I guess that some process/application or someone manually cleared column doc_list in package_r.
If you don't want such entries, just add condition and trim(doc_list) is not null in subquery p.
for the ones it gets right on the package part (they have a bad value) it is bringing back the wrong docname/doc_id to replace the bad value with, it is a different doc_id in the list.
I understand this only partially.
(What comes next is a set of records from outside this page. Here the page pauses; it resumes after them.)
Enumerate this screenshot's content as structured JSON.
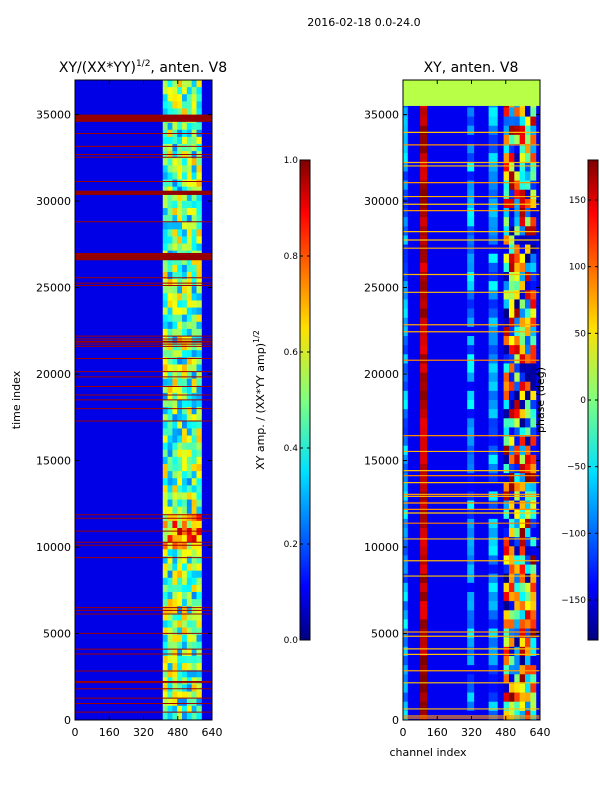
{
  "figure": {
    "suptitle": "2016-02-18 0.0-24.0"
  },
  "chart_data": [
    {
      "type": "heatmap",
      "title": "XY/(XX*YY)",
      "title_sup": "1/2",
      "title_suffix": ", anten. V8",
      "xlabel": "",
      "ylabel": "time index",
      "xlim": [
        0,
        640
      ],
      "ylim": [
        0,
        37000
      ],
      "xticks": [
        0,
        160,
        320,
        480,
        640
      ],
      "yticks": [
        0,
        5000,
        10000,
        15000,
        20000,
        25000,
        30000,
        35000
      ],
      "colorbar": {
        "label": "XY amp. / (XX*YY amp)",
        "label_sup": "1/2",
        "range": [
          0.0,
          1.0
        ],
        "ticks": [
          0.0,
          0.2,
          0.4,
          0.6,
          0.8,
          1.0
        ],
        "tick_labels": [
          "0.0",
          "0.2",
          "0.4",
          "0.6",
          "0.8",
          "1.0"
        ]
      },
      "description_values": {
        "background": 0.1,
        "saturated_bands_time_index": [
          [
            33800,
            35000
          ],
          [
            29900,
            30600
          ],
          [
            25800,
            27000
          ]
        ],
        "active_channel_range": [
          410,
          590
        ],
        "peak_region_time_index": [
          9800,
          12000
        ]
      }
    },
    {
      "type": "heatmap",
      "title": "XY, anten. V8",
      "xlabel": "channel index",
      "ylabel": "",
      "xlim": [
        0,
        640
      ],
      "ylim": [
        0,
        37000
      ],
      "xticks": [
        0,
        160,
        320,
        480,
        640
      ],
      "yticks": [
        0,
        5000,
        10000,
        15000,
        20000,
        25000,
        30000,
        35000
      ],
      "colorbar": {
        "label": "phase (deg)",
        "range": [
          -180,
          180
        ],
        "ticks": [
          -150,
          -100,
          -50,
          0,
          50,
          100,
          150
        ],
        "tick_labels": [
          "−150",
          "−100",
          "−50",
          "0",
          "50",
          "100",
          "150"
        ]
      },
      "description_values": {
        "background_phase": -140,
        "stripe_channel_ranges": [
          [
            0,
            20
          ],
          [
            80,
            110
          ],
          [
            300,
            330
          ],
          [
            400,
            440
          ],
          [
            470,
            620
          ]
        ],
        "phase_wrap_band_time_index": [
          35500,
          37000
        ]
      }
    }
  ]
}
Can you add such entries to your examples (in Fiddle or just edit your question and add problematic input rows and expected output for them?)
"It doesn't matter which new id goes into which position value".
Assignment I made this way - if we had two old docs with names "ABC", "DEF" and corrected docs have names "XXA", "DE12"
then they will be linked as "ABC"->"DE12" and "DEF"->"XXA" (alphabetical ordering seems more rational than totally random).
To make assigning random change order by ... to order by null in both row_number() functions.